Towards the end, Terry Gross asks the question that is on everyone's lips: what is in my tap water? You are not going to be happy with the answer, but you should be even less happy with the elected officials up and down the supply chain who are responsible. It is possible that under President Obama there will be a rejuvenation of the US Environmental Protection Agency. With all the attention focused on the health care and economic issues, it has passed largely unnoticed that EPA Administrator Lisa Jackson is reinvigorating an agency that has done a miserable job for a variety of reasons. On water quality, it is something of a shock to learn that the database the New York Times assembled for its investigative series is more complete than that at the nation's premier environmental agency.
If you want to learn more about clean water initiatives in Florida, click here. Locally, the group doing most on clean water drinking issues is Clean Water Action.
8 comments:
Florida's water is about to hit tipping point...FPL hopes to deep well inject all the waste that doesn't evaporate for the new reactors...something like 20 million gallons a day will be pumped underground and everyone will just hope it stays put (unlike in Orlando where waste has bubbled up from "deep weell injection")
We need an environmental ombudsman to monitor things from a public interest point of view. Just take a look at the Biscayne Landing project - it should have never been approved before the environmental clean up of the polluted landfill (former superfund site) was completed. Who was looking over DERM's shoulders when they approved the experimental clean up using sugar (which never worked). Who was looking out for future residents living next to and on top of a toxic dump? Now our water supply is threatened. Who will look after the public interest? Environmental groups can't keep doing the heavy lifting alone with lawsuits and campaigns.
The waste has bubbled up from the injection wells at Black Point already. I believe they had to shut some down. However they are not planning on injecting more waste as far as I can tell, they are planning on building a very expensive reuse plant in the South West of the county to treat wastewater to be used for the NUKES cooling.
And FPL will be lobbying to be sure that the Clean Water Act does not include any of the micro-constituents/chemicals that will be raining down over Homestead and South Florida from their evaporate.

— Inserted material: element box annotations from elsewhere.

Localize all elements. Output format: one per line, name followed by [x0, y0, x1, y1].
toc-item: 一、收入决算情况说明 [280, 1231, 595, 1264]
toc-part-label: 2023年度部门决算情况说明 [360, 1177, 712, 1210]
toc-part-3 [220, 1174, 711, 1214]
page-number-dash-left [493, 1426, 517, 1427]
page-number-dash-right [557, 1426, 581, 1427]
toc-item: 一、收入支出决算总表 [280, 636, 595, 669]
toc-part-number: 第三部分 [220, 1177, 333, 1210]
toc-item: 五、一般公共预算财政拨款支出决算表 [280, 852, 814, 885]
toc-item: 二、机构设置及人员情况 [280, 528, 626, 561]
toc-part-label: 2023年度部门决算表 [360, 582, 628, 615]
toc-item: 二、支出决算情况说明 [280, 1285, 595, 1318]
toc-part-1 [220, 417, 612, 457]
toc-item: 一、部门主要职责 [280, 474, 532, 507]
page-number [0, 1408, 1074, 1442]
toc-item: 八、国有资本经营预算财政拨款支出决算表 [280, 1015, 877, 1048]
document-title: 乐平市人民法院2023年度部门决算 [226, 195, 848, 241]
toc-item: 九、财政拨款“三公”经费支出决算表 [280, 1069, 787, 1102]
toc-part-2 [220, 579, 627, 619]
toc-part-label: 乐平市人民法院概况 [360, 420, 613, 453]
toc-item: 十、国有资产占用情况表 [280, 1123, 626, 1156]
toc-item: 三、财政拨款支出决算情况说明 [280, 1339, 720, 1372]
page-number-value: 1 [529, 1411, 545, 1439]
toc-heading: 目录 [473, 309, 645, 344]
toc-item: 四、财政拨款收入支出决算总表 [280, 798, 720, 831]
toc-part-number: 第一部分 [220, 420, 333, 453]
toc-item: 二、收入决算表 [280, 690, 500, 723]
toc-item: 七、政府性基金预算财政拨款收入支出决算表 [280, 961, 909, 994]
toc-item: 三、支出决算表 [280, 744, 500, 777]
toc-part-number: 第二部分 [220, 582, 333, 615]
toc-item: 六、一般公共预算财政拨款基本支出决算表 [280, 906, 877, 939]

I strongly suggest the purchase of small water distillers. I bought on about a year ago and all my families drinking water is distilled at home. It is a whole lot cheaper than buying distilled water, which we used to do. It is worth the investment to stay healthy. Mine by the way is small, it was inexpensive and works perfectly. My water is very, very pure. It is not only distilled but also filtered. My machine is called "waterwise". I received the information on it from one of my alternative Doctors.
There is a presence of amonia in two areas in the county (heard directly from a Dade County Water and Sewer person) indicating that the waste is percolating up. When they started deep well injections, they did not plan on doing it beyond 10 years, I believe. We are going on 20...right?
Any evidence of ammonia percolating up... or indication where this would be happening: please email confidentially to gimleteyemiami@yahoo.com
The containment of the nasty brown water spray that was going to bumped up out of the steam vents and then drifting down on the heads of Saga Bay people was a concern for the Enron plant that was slated for the Black Point waste water facility.